During her interview with Huffington Post, Clinton also voiced her support for the survivor at the center of the controversial Stanford sexual assault case, saying she was “was struck by” the “heartbreaking power” of the letter the survivor wrote detailing her experiences.

“It took great courage and I think she has done an important service for others,” Clinton said. “What I’ve heard about this case is deeply concerning. It is clear campus sexual assault continues to be a serious problem. And I’ve said before and I will continue to say it is not enough to condemn it. We must find ways to end it.”

The presumptive Democratic nominee had previously released a platform for addressing the national crisis of campus sexual assault, which promises to “provide comprehensive support to survivors;” “ensure fair process for all in campus disciplinary proceedings and the criminal justice system;” and “increase sexual violence prevention education programs that cover issues like consent and bystander intervention, not only in college, but also in secondary school.”

What Else We’re Reading

Trump’s “endgame” could be launching a “mini-media conglomerate,” Vanity Fair reports.

“He was always very open about describing women by their breast size,” a crew member for Trump’s reality show The Apprentice told Slate of the presumptive Republican nominee. “Any time I see people in the Trump organization say how nice he is, I want to throw up. He’s been a nasty person to women for a long time.”

In the wake of the mass shooting in Orlando at an LGBTQ club, the Southern Poverty Law Center’s deputy legal director of the LGBT Rights Project, David Dinielli, noted that “candidates on the campaign trail-and even the presumptive nominee of the Republican Party-elevate radical anti-LGBT leaders.”

Fact-checkers at the Washington Post took on both Clinton and Trump’s speeches on national security after the massacre in Orlando over the weekend.

“Regardless of your politics, it’s a seminal moment for women,” said Oprah, who offered her endorsement to Clinton on Wednesday, when speaking about the presumptive Democratic nominee. “What this says is, there is no ceiling, that ceiling just went boom! It says anything is possible when you can be leader of the free world.”

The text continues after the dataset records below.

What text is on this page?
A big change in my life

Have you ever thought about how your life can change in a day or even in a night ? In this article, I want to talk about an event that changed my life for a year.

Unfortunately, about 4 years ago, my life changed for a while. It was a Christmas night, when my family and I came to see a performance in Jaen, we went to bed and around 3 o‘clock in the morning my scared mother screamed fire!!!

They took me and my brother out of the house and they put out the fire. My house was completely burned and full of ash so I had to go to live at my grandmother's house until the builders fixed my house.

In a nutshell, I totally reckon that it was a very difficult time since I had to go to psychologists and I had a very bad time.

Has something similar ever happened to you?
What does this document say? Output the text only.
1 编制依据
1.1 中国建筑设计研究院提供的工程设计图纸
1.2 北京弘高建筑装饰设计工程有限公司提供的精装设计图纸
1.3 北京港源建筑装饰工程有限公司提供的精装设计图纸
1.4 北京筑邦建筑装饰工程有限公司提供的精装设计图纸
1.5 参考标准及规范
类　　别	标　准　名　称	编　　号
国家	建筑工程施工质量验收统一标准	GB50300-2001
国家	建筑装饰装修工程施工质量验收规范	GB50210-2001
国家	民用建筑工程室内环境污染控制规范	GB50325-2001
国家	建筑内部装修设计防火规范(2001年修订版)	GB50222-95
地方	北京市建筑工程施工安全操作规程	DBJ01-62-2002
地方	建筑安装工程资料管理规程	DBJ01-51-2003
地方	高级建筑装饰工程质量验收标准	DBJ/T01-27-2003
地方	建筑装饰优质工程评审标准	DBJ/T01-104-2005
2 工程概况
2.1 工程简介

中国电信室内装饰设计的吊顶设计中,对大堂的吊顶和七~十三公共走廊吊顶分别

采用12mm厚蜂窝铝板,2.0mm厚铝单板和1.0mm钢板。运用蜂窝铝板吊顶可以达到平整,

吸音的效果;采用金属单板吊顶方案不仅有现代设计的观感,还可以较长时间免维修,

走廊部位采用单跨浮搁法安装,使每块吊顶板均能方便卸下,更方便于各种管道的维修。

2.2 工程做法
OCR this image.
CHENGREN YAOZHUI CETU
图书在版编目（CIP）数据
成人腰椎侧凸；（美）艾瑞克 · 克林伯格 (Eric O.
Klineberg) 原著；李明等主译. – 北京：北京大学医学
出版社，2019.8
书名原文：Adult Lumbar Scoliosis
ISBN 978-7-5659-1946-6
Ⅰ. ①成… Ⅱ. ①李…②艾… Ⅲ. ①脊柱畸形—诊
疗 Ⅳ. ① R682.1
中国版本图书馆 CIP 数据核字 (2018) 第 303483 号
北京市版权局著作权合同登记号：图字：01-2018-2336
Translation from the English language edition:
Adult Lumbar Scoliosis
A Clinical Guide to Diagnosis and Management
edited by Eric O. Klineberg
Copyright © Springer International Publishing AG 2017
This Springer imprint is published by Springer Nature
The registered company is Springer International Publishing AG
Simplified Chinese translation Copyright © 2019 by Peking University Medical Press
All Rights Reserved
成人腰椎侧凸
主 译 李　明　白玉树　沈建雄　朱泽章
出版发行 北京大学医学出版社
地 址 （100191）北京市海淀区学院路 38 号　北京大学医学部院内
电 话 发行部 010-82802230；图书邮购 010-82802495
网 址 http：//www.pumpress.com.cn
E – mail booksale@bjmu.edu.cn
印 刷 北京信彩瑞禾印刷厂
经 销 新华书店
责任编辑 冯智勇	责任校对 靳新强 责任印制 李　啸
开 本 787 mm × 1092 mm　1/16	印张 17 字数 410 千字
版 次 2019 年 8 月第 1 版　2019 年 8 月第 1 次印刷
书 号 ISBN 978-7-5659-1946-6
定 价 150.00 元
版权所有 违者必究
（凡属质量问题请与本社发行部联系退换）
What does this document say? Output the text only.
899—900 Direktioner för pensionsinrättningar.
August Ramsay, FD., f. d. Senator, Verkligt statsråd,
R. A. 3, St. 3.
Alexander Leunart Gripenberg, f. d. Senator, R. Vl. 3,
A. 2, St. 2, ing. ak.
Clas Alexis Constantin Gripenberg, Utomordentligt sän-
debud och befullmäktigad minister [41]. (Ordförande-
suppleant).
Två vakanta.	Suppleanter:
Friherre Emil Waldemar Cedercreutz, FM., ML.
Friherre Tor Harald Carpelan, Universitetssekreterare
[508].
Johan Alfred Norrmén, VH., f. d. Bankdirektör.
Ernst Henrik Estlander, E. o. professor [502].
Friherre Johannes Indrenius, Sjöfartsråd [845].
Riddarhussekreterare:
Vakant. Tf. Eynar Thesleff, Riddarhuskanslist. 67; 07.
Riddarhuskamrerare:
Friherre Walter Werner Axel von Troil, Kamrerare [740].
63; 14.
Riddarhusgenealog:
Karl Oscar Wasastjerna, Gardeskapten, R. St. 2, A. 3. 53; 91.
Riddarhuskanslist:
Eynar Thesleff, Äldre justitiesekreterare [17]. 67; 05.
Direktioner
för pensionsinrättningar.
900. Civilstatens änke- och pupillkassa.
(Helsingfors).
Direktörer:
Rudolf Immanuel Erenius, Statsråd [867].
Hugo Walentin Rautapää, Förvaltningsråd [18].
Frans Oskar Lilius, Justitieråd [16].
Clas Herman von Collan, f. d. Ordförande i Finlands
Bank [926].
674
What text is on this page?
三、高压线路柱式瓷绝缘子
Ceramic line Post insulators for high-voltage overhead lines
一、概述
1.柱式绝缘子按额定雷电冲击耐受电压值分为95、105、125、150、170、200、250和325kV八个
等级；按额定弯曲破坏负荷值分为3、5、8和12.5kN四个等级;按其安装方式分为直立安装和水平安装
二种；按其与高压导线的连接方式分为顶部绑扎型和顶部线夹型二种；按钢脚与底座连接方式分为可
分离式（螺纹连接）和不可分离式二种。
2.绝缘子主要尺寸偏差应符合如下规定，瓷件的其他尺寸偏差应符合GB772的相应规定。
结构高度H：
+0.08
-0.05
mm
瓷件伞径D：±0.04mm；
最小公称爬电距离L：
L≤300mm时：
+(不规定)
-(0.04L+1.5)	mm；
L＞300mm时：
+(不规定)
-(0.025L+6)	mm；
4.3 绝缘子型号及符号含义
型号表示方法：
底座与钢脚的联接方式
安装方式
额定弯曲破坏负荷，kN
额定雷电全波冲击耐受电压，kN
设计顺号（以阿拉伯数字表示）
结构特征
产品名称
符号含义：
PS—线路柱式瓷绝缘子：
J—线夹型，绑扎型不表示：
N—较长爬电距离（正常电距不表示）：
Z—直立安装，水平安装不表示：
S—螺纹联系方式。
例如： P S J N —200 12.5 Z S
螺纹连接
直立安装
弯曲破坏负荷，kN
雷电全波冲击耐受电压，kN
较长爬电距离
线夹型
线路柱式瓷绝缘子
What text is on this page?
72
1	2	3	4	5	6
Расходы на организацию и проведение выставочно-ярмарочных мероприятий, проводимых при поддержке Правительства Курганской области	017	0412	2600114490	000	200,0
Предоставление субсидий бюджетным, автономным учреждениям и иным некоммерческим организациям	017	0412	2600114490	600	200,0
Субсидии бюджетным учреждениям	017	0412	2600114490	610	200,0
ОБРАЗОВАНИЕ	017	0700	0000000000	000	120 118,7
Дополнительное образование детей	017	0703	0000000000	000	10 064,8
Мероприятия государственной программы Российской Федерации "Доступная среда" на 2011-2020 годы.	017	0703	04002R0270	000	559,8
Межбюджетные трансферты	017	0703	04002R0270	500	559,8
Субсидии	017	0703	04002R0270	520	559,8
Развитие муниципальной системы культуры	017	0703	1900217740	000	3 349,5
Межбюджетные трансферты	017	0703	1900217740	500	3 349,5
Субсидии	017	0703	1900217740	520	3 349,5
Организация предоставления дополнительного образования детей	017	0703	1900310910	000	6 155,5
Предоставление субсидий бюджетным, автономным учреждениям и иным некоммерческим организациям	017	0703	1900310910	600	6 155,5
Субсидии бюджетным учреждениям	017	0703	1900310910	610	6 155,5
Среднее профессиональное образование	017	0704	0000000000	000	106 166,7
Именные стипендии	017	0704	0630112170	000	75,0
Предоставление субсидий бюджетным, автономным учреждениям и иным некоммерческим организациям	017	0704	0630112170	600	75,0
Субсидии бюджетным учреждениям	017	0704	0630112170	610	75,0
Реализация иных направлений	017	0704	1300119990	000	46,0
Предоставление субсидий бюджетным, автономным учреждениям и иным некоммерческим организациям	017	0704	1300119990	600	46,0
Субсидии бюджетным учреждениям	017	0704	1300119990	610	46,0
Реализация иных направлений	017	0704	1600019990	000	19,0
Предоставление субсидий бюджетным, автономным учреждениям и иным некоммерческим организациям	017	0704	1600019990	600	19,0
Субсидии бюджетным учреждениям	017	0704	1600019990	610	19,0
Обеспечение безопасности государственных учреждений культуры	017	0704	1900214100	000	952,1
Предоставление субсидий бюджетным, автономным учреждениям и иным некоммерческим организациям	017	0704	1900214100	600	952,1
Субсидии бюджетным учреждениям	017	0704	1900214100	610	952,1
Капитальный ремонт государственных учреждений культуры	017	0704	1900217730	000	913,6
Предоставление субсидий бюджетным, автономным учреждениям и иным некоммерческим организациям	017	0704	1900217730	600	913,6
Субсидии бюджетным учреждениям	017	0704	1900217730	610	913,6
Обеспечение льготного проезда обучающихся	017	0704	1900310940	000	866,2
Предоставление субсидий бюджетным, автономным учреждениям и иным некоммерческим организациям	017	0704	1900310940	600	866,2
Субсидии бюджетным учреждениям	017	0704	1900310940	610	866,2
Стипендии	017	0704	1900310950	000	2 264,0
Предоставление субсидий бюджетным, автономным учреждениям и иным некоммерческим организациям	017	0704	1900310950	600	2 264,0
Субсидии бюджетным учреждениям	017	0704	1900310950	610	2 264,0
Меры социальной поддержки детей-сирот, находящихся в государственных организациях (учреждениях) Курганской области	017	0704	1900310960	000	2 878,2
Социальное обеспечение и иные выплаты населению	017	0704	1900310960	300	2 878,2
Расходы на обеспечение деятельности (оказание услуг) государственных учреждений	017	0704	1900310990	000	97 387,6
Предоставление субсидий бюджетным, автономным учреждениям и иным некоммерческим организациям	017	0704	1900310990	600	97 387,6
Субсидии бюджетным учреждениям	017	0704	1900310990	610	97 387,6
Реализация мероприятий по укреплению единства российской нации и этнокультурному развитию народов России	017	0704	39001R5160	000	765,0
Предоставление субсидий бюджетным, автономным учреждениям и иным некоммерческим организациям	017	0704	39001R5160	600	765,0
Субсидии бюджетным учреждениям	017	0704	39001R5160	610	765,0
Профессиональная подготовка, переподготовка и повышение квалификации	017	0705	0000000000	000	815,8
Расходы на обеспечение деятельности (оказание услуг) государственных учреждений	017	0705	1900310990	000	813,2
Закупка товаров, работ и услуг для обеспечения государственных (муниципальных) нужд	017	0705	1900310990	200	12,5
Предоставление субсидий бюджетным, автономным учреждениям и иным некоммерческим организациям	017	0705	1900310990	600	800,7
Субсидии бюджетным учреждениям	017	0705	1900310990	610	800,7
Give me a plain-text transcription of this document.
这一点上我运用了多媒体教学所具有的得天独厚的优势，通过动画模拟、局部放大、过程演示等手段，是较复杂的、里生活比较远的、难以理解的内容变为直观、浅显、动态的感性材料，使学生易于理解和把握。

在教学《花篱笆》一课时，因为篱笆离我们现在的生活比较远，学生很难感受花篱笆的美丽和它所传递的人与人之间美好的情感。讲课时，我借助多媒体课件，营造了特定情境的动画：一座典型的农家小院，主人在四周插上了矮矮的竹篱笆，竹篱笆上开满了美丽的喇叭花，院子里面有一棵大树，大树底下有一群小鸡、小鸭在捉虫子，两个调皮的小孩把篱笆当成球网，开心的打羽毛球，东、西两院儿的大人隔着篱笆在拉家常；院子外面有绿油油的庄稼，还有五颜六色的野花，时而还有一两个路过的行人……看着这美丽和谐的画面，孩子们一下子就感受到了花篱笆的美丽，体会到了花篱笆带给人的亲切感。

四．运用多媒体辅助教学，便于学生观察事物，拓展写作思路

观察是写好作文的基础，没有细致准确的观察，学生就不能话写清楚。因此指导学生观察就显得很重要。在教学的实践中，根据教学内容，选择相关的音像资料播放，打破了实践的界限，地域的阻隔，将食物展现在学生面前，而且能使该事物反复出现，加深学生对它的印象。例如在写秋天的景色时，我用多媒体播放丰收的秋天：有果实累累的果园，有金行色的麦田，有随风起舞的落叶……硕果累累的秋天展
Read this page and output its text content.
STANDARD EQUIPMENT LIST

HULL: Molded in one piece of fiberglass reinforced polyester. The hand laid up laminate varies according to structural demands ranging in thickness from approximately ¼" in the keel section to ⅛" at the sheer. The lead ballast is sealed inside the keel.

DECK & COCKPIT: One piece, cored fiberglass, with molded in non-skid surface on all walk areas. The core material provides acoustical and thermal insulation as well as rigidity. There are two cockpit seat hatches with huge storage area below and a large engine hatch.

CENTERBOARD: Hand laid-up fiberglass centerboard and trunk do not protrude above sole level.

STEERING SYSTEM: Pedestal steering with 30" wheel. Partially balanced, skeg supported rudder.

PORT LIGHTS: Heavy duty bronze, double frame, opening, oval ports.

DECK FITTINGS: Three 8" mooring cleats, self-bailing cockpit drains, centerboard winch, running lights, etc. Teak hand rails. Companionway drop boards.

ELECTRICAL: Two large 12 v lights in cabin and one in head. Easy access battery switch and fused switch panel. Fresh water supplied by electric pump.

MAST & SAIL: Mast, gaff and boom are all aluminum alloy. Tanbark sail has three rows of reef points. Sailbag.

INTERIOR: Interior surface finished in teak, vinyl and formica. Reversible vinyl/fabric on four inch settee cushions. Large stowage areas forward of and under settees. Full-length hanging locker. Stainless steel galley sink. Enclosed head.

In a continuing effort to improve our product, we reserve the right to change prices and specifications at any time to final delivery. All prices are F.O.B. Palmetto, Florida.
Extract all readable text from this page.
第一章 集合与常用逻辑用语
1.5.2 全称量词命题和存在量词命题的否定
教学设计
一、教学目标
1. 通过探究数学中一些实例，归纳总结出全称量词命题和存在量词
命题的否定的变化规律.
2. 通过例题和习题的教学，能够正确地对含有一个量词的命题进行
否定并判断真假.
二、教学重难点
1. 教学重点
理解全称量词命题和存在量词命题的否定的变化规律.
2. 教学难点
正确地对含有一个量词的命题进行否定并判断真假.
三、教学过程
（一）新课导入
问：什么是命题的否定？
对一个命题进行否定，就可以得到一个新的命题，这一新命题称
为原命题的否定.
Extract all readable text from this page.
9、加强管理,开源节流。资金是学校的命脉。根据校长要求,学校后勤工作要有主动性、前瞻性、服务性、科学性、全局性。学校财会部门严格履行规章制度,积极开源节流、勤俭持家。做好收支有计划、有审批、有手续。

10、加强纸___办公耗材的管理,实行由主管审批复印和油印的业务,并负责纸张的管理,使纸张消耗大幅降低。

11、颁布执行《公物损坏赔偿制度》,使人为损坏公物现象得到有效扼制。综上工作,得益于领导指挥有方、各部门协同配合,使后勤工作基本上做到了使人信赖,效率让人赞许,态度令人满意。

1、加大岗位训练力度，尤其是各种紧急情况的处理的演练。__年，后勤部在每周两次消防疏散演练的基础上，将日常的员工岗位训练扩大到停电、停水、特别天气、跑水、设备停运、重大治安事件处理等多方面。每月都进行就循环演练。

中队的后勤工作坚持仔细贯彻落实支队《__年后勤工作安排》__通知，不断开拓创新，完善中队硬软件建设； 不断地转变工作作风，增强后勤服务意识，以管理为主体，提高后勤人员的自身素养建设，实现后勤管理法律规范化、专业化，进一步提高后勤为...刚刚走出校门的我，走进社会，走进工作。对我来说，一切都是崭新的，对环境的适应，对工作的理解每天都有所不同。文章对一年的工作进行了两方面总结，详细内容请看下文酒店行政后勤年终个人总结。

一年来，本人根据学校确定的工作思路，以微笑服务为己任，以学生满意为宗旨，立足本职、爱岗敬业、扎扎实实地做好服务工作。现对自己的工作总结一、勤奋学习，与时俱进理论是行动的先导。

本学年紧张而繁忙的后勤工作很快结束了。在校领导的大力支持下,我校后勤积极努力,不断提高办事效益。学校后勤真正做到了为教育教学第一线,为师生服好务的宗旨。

CNN’s Jim Sciutto, Tal Yellin, and Ryan Browne offer a look into the implications of Trump’s proposed plan to “suspend immigration from areas of the world when there is a proven history of terrorism against the United States, Europe or our allies.”

Univision penned an open letter on Tuesday expressing their concern over Trump’s decision to revoke press credentials for the Washington Post.

Republicans may have fewer women in the House next year after the election season wraps up.

Texas has already spent $3.5 million fighting multiple lawsuits over the state’s restrictive voter ID law, in what an attorney helping plaintiffs in one of the suits deemed a “shameful waste of taxpayer money.”

Ohio Gov. John Kasich (R) moved to make voting in the state easier for some this week, signing legislation that will allow residents with driver’s licenses and state IDs to register to vote online. What’s the catch? According to ThinkProgress, “the option will not be available until early next year, after the presidential election, despite the Republican Secretary of State’s insistence that the Ohio could implement the policy immediately.”